Europe’s biggest DIY retailer Kingfisher — which already owns French home improvement chains Castorama and Brico Depot — is just days away from sealing its third cross-Channel buy-out after it confirmed it is in exclusive talks to acquire Mr Bricolage.
The £227m deal by the owner of B&Q would allow the British company to leapfrog France’s largest home improvement chain, the Groupe Adeo-owned Leroy Merlin, to become the country’s biggest DIY retailer. Kingfisher says it intends to leave Mr Bricolage’s franchisee network intact and offer members improved terms.
As part of the negotiations, Kingfisher entered into a non-binding memorandum of understanding with Mr Bricolage’s principal shareholders on April 3. The next step is for executives of the two companies to meet in France before signing a binding agreement.
Kingfisher intends to acquire 68.1 per cent of Mr Bricolage share capital from its majority shareholders at around €15 (£12.45); 41.9 per cent from the Association Nationale des Promoteurs de Faites Le Vous-Mene (ANPF), a group of franchisees, and 26.2 per cent from the founding Tabur family. It would then be legally obliged to offer the same price to minority investors wishing to dispose of their holdings.
The British company concedes the purchase will be conditional upon EU anti-trust clearance and the whole process is likely to take until the end of its financial year, which runs until the beginning of February, 2015.
Kingfisher chief executive, Sir Ian Cheshire, said the take-over represented an “attractive growth opportunity”. The City has already indicated its approval, as have most analysts who describe the company’s French expansion as “compelling”.

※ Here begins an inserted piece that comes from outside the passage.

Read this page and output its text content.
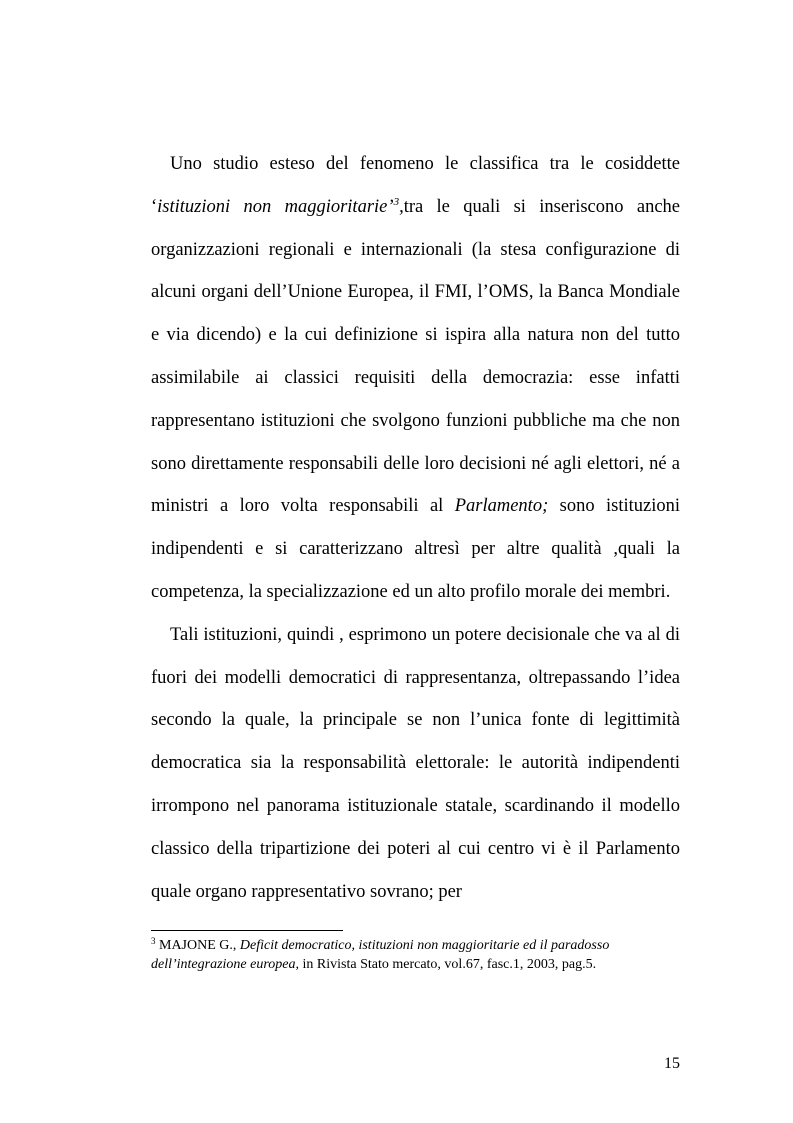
Uno studio esteso del fenomeno le classifica tra le cosiddette ‘istituzioni non maggioritarie’$^3$,tra le quali si inseriscono anche organizzazioni regionali e internazionali (la stesa configurazione di alcuni organi dell’Unione Europea, il FMI, l’OMS, la Banca Mondiale e via dicendo) e la cui definizione si ispira alla natura non del tutto assimilabile ai classici requisiti della democrazia: esse infatti rappresentano istituzioni che svolgono funzioni pubbliche ma che non sono direttamente responsabili delle loro decisioni né agli elettori, né a ministri a loro volta responsabili al Parlamento; sono istituzioni indipendenti e si caratterizzano altresì per altre qualità ,quali la competenza, la specializzazione ed un alto profilo morale dei membri.

Tali istituzioni, quindi , esprimono un potere decisionale che va al di fuori dei modelli democratici di rappresentanza, oltrepassando l’idea secondo la quale, la principale se non l’unica fonte di legittimità democratica sia la responsabilità elettorale: le autorità indipendenti irrompono nel panorama istituzionale statale, scardinando il modello classico della tripartizione dei poteri al cui centro vi è il Parlamento quale organo rappresentativo sovrano; per

$^3$ MAJONE G., Deficit democratico, istituzioni non maggioritarie ed il paradosso dell’integrazione europea, in Rivista Stato mercato, vol.67, fasc.1, 2003, pag.5.
15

And the move is also seen as a chance for Kingfisher to add Mr Bricolage’s high street presence to the predominantly “out of town” portfolio of the other two businesses. “The retention of Mr Bricolage’s excellent management team, the addition of an established and successful international franchising operation and exposure to new territories makes this an attractive growth opportunity,” added Cheshire.
Mr Bricolage’s chief executive, Jean-Francois Boucher, said that based on 2012 figures his company has an 11.3 per cent share of the French home improvement market, making it a pre-tax profit last year of €17.2m (£14.2m). Taking control of all the retailer’s stores, across 10 countries, would provide Kingfisher with a useful entry point into new markets, including Belgium and Bulgaria.
The tie-up would also present Kingfisher — which trades from 1,124 stores in nine European and Asian countries and makes about 50 per cent of its annual profit in France — with multichannel opportunities, such as the development of a click-and-collect service. Kingfisher does not currently offer such a service in France. Mr Bricolage’s urban locations would be ideal for the launch of a click-and-collect operation.
News of the negotiations comes just 10 days after Kingfisher said it would return £200m to shareholders this year and seek a partner for its Chinese operation. “We are actively managing our business and we are very interested in opportunities over the next three to five years,” added Sir Ian Cheshire.